Em 1966, Fred Zinnemann dirigiu o filme A Man for All Seasons que conta a história de Thomas Morus, desde o divórcio de Henrique VIII até a perseguição feita pelo rei a Thomas Morus. No Brasil recebeu o título de O Homem que Não Vendeu sua Alma e está disponível para compra ou locação no youtube. Veja o link: FILME. Veja mais informações sobre o filme na Wikipedia enciclopédia.

 

A figura de Thomas Morus também aparece na série The Tudors. Na série, Morus tem um papel de relativo destaque até a segunda temporada, quando é morto (decapitado) por não aceitar a autoridade do Rei Henrique VIII que pretendia se sobrepor a autoridade eclesiástica do Papa.
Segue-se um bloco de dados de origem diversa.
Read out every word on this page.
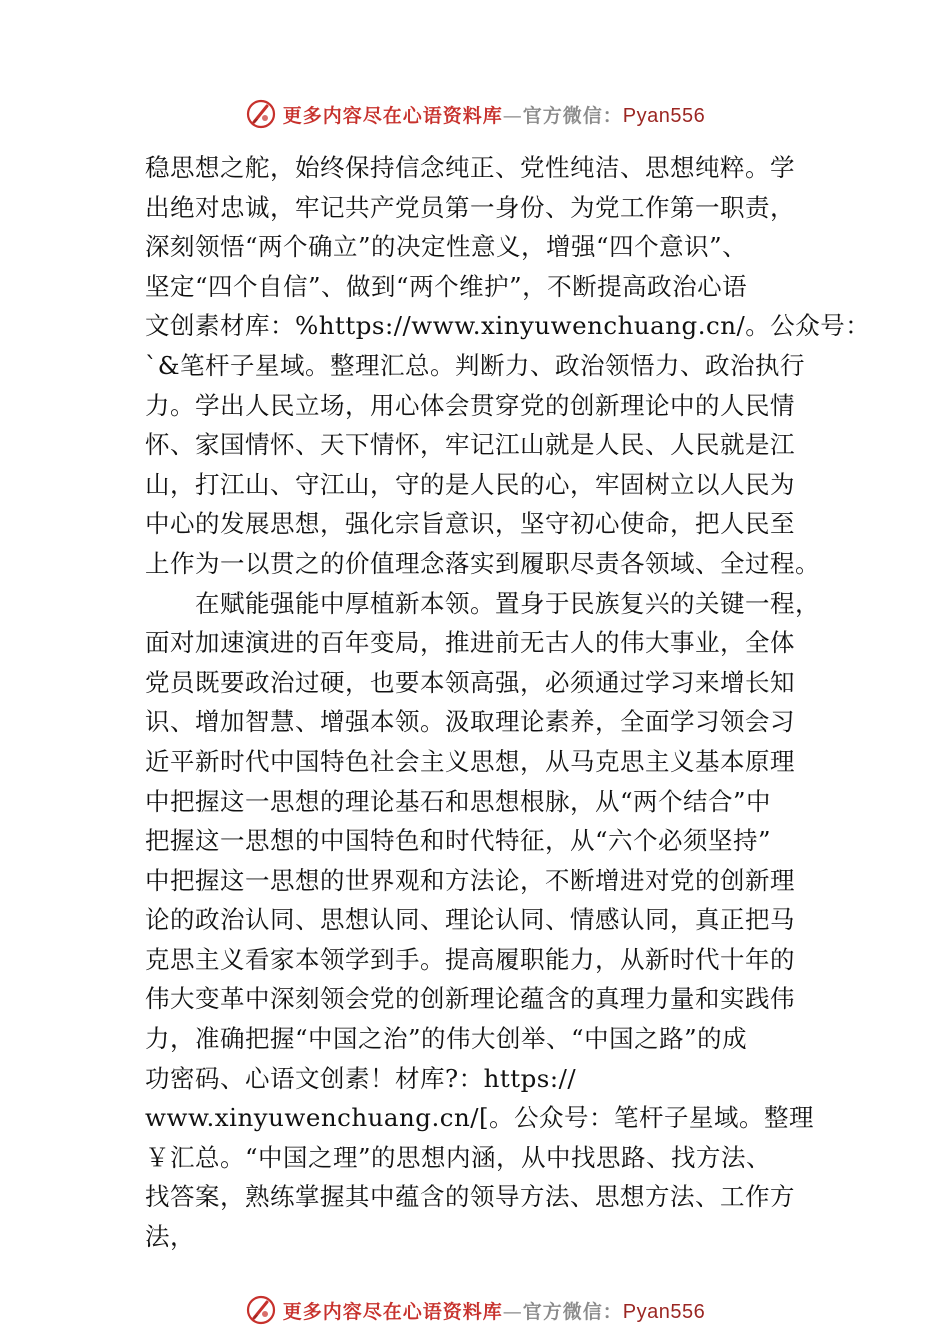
更多内容尽在心语资料库—官方微信：Pyan556
稳思想之舵，始终保持信念纯正、党性纯洁、思想纯粹。学
出绝对忠诚，牢记共产党员第一身份、为党工作第一职责，
深刻领悟“两个确立”的决定性意义，增强“四个意识”、
坚定“四个自信”、做到“两个维护”，不断提高政治心语
文创素材库：%https://www.xinyuwenchuang.cn/。公众号：
`&笔杆子星域。整理汇总。判断力、政治领悟力、政治执行
力。学出人民立场，用心体会贯穿党的创新理论中的人民情
怀、家国情怀、天下情怀，牢记江山就是人民、人民就是江
山，打江山、守江山，守的是人民的心，牢固树立以人民为
中心的发展思想，强化宗旨意识，坚守初心使命，把人民至
上作为一以贯之的价值理念落实到履职尽责各领域、全过程。
在赋能强能中厚植新本领。置身于民族复兴的关键一程，
面对加速演进的百年变局，推进前无古人的伟大事业，全体
党员既要政治过硬，也要本领高强，必须通过学习来增长知
识、增加智慧、增强本领。汲取理论素养，全面学习领会习
近平新时代中国特色社会主义思想，从马克思主义基本原理
中把握这一思想的理论基石和思想根脉，从“两个结合”中
把握这一思想的中国特色和时代特征，从“六个必须坚持”
中把握这一思想的世界观和方法论，不断增进对党的创新理
论的政治认同、思想认同、理论认同、情感认同，真正把马
克思主义看家本领学到手。提高履职能力，从新时代十年的
伟大变革中深刻领会党的创新理论蕴含的真理力量和实践伟
力，准确把握“中国之治”的伟大创举、“中国之路”的成
功密码、心语文创素！材库?：https://
www.xinyuwenchuang.cn/[。公众号：笔杆子星域。整理
￥汇总。“中国之理”的思想内涵，从中找思路、找方法、
找答案，熟练掌握其中蕴含的领导方法、思想方法、工作方
法，
更多内容尽在心语资料库—官方微信：Pyan556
A principal motivação, segundo a série, que levou o Rei Henrique a romper com a Igreja Católica, foi a sua paixão arrebatadora por Ana Bolena. Acontece que o Rei era casado com Catarina de Aragão e a Igreja Católica não permitiu o divórcio do Rei para consolidar um novo casamento com Ana Bolena. Thomas Morus também não aceitou o divórcio do Rei e as atitudes tomadas pelo mesmo daí decorrentes sendo condenado a morte.